- Origin: Montreal, Quebec, Canada
- Genres: Folk
- Years active: 1963–1967
- Past members: Jack Nissenson; Peter Weldon; Kate McGarrigle; Anna McGarrigle;

= Mountain City Four =

Canadian folk music group

The Mountain City Four were a Canadian folk music group, based in Montreal and active from 1963 to 1967. The group consisted of Jack Nissenson, Peter Weldon, Kate McGarrigle, and Anna McGarrigle. They are primarily remembered for popularizing a number of songs by Wade Hemsworth, including the National Film Board animated short The Log Driver's Waltz, as well as for Nissenson's recording of Bob Dylan's 1962 Finjan Club concert in Montreal.

==History==
The Mountain City Four formed in 1963 when the McGarrigle sisters were attending college in Montreal. The band performed in coffeehouses and for dances in the city.
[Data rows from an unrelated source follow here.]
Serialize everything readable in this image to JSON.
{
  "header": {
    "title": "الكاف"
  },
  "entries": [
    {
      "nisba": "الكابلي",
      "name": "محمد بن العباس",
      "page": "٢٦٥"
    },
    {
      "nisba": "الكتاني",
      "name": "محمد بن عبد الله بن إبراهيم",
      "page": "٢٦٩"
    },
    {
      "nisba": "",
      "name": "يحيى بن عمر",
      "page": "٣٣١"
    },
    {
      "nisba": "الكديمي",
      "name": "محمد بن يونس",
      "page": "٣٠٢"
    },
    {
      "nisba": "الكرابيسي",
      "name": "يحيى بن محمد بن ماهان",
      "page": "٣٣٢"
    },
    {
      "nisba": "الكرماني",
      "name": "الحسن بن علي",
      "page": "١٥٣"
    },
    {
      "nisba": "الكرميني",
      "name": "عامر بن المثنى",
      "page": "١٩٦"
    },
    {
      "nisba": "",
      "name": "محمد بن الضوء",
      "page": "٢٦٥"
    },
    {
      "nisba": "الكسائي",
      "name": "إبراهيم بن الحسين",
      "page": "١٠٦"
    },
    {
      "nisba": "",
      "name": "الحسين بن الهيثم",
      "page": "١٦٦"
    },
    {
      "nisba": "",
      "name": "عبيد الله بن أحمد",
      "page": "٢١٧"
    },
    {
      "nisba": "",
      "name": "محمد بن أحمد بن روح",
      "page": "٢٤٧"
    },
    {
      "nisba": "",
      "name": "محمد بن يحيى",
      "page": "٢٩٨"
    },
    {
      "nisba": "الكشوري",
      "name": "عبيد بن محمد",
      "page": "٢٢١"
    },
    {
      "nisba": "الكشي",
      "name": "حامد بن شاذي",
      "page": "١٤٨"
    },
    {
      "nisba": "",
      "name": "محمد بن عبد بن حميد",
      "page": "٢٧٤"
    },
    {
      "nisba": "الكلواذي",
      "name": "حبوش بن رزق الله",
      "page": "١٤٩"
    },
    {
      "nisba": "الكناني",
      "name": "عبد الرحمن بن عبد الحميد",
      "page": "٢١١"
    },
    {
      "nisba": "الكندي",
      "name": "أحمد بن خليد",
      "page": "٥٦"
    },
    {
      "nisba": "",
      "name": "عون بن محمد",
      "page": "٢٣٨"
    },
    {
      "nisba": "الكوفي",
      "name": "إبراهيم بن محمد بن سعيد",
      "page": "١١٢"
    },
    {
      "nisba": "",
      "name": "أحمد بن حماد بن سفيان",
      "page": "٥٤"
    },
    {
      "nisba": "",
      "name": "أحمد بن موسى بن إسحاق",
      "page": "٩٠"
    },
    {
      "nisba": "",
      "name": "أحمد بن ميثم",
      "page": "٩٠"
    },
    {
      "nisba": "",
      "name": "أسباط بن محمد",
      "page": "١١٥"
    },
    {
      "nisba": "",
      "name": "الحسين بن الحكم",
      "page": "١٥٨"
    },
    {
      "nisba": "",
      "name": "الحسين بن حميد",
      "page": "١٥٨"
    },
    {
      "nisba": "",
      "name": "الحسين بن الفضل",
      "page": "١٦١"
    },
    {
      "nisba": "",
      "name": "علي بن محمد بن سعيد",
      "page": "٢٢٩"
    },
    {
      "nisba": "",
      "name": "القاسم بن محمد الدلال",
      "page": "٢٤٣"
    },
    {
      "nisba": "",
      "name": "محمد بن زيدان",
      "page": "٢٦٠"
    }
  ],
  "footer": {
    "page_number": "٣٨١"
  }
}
The participation of the Mountain City Four (as a group, and as individuals with others) during the early years of the Montreal Folk Workshop (launched 1965 at its original venue of Moose Hall, on Avenue du Parc) helped to promote this venue which became gathering place for emerging folk musicians, lasting well into the next decade.

In 1966, the band recorded music for the documentary film Helicopter Canada, which was nominated for an Academy Award for best documentary film.